In the course of human history associations of every type have come into existence; many still continue to flourish while others merely abode their little hour and went their way. The organizations which we have today, including the family, the school, the church, the community, the state, are among those that have survived. Those that succumbed during the long journey down the ages would make a formidable list. Who ever hears nowadays of the totem-kin, the clan, or the gens? Where do we now find tribunes, praetors, augurs, and triumvirates? Absolute monarchy, as a form of government, once held sway over most of the world. But democratic government entered into competition with it, and as there was not room enough for both, one crowded the other off the stage. The great mediaeval institution of feudalism dominated the rural life of Europe for more than five hundred years, but the last relics of feudal tenure have practically all been swept away. The trade guilds of the olden days, the orders of nobility, the crowns and coronets, the soothsayers and the alchemists—all of them have disappeared or are rapidly disappearing. The beaches of history are strewn with the wrecks of social and political institutions. Some others, like the hereditary peerages of a few European countries, are barely able to keep afloat. The institutions which survive and flourish are the ones that have been found best fitted to survive.

Importance of the family.

The Fundamental Social Group.—In human society the foundation-group is the family. Human beings are social by nature; the motive which draws people together is so universal that we call it a natural instinct. Individuals do not live in isolation. Nobody leads the hermit type of life if he can avoid it. Robinson Crusoe was not on his little island because he wanted to be there. Even among the least civilized races of men, among savage tribes, there is a grouping of men, women, and children on the basis of blood relationship. The family, as a unit, is older than either the state or the community. It is the foundation upon which other groups and organizations have been built, hence it is rightly called the “social microcosm” or basis of society.

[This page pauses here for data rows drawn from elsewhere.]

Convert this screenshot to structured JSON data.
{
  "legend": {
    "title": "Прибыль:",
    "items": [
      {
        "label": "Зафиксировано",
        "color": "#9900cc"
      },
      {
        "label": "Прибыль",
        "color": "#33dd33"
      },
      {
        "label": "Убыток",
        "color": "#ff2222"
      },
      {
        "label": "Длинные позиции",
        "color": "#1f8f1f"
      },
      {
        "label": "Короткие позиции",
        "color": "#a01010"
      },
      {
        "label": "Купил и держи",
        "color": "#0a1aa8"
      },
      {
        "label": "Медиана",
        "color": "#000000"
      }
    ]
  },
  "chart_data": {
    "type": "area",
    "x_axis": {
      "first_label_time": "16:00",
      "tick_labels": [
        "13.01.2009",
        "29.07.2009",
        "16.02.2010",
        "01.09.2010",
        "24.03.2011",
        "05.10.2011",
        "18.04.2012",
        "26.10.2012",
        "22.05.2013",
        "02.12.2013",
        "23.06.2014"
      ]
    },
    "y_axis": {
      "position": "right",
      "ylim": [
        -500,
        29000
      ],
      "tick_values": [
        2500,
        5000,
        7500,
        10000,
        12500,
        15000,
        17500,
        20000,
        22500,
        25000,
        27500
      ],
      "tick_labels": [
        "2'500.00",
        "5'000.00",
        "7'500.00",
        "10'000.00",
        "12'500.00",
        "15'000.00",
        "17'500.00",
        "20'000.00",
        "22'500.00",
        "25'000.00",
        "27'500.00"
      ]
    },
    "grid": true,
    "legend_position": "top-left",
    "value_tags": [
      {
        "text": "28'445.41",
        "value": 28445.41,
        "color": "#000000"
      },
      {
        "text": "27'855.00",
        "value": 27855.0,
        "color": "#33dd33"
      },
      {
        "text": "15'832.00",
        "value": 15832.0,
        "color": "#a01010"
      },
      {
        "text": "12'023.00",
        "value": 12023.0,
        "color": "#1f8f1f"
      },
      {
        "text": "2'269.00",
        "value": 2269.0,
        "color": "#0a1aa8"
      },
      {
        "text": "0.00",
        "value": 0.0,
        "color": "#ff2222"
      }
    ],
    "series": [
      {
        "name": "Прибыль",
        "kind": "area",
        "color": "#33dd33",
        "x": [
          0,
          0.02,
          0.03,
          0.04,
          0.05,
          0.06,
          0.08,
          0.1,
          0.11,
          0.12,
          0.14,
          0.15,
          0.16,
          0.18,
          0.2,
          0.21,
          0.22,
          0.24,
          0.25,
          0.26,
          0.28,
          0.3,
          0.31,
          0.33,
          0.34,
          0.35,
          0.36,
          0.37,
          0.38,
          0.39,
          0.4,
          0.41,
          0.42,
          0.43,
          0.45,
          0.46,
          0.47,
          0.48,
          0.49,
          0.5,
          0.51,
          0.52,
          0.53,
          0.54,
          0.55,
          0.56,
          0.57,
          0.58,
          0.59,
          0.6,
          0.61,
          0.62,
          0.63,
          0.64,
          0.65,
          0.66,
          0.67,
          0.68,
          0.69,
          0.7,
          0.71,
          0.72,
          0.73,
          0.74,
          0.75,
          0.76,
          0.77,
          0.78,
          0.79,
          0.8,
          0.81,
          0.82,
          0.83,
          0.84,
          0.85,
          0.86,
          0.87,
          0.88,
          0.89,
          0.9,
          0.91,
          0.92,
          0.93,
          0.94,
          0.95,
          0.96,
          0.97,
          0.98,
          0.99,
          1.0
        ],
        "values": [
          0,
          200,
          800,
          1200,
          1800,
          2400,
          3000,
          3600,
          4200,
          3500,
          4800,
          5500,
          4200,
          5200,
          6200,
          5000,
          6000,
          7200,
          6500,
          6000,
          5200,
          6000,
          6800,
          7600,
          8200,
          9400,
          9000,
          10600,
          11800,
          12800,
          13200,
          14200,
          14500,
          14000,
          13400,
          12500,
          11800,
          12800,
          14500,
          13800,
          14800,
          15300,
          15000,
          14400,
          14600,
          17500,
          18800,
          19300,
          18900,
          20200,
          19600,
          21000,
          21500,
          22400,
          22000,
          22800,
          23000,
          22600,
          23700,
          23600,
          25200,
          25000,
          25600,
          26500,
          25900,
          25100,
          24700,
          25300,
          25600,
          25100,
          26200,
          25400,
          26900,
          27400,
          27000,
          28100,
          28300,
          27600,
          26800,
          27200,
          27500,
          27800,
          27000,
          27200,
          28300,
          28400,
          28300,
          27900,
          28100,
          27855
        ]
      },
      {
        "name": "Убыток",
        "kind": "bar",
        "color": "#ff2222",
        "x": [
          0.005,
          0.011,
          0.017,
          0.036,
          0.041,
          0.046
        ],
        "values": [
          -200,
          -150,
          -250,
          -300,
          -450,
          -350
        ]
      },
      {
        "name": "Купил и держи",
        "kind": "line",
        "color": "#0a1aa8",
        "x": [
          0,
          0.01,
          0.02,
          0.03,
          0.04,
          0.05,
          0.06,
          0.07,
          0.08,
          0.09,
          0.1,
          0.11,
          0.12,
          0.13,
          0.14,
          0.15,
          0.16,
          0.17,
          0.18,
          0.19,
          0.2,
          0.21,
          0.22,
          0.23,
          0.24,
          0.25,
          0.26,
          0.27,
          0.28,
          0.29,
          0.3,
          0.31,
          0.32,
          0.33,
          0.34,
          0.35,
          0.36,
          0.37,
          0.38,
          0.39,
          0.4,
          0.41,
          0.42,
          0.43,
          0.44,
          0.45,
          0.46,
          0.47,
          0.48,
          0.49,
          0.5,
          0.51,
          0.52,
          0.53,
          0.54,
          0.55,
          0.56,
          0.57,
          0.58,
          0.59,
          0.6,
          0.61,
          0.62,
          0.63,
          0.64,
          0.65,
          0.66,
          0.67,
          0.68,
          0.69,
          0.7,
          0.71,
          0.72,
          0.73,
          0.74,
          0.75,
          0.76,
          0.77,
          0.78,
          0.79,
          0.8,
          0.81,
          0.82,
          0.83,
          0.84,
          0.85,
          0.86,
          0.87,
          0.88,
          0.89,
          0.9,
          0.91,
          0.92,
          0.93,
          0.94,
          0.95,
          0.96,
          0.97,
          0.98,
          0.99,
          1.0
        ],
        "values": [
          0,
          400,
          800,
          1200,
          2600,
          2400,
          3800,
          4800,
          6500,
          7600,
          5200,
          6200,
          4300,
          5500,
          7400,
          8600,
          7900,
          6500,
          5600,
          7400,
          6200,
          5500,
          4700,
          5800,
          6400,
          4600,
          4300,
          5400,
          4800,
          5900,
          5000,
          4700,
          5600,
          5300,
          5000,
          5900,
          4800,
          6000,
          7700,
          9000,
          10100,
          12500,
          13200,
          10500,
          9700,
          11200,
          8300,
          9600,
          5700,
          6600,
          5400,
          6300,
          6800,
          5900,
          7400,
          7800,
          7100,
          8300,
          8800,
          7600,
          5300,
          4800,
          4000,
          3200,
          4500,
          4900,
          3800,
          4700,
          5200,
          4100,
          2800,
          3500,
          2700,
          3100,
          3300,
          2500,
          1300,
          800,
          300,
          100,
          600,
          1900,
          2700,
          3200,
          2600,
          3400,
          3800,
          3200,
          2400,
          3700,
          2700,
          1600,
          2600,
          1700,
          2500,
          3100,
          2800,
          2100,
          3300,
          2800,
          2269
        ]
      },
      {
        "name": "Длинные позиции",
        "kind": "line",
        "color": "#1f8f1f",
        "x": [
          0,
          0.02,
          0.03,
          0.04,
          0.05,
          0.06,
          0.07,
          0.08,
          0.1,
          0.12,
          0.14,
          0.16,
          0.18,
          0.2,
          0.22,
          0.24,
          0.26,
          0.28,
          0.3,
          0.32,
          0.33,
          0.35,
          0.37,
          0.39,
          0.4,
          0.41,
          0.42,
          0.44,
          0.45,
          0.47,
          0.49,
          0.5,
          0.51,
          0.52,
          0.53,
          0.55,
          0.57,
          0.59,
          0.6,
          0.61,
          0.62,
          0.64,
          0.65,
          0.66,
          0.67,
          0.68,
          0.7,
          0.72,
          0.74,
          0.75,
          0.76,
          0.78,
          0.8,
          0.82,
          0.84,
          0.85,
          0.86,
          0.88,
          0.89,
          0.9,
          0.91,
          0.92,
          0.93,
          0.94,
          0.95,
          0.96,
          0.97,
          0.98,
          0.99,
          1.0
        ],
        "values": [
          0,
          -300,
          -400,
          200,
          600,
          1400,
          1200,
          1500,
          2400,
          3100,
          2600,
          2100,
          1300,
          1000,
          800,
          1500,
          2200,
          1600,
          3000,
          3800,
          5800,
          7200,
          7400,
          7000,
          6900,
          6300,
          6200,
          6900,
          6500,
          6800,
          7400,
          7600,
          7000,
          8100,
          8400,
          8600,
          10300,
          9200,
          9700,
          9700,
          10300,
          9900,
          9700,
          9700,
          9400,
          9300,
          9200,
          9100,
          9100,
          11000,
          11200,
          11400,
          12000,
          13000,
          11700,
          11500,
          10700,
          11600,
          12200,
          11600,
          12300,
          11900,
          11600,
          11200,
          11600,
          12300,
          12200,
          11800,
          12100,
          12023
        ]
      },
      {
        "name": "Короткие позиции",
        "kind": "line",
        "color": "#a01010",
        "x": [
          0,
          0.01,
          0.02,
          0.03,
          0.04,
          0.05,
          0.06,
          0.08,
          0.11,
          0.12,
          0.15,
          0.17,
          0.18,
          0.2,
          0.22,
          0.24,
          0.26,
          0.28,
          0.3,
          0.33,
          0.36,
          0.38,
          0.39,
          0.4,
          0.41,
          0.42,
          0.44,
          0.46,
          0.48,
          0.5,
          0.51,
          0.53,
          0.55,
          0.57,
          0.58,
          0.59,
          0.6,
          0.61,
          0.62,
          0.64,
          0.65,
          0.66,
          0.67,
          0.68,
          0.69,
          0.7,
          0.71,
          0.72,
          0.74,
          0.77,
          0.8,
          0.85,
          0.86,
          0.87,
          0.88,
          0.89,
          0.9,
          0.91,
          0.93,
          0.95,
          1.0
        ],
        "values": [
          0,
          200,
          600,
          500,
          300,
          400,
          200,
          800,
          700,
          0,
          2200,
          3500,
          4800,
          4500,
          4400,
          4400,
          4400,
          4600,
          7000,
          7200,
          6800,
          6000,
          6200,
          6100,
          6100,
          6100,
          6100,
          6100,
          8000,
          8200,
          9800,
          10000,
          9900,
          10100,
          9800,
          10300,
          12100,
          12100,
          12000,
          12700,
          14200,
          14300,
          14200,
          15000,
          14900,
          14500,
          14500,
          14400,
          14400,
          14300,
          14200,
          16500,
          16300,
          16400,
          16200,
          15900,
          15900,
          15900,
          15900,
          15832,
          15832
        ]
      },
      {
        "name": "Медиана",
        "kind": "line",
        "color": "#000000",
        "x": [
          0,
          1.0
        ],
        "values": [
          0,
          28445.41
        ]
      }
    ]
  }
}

The function of the family.

The primary function of the family is to keep the human race in existence. Its first duty is the rearing of children so that a new generation may take the place of the old. Other duties that belong to the family may be handed over to the school (the duty of secular education) or to the church (the duty of religious instruction); but the primary function of the family, that of perpetuating the race, is one which cannot be transferred.

The whole stream of human life flows through the family organization. The same virtues which make for harmony in the household,—obedience, co-operation, loyalty, and service,—are the ones which mark good citizenship; therefore the home is the primary school of all the civic virtues. For this reason the collapse of the home and of home life would be nothing short of a human catastrophe.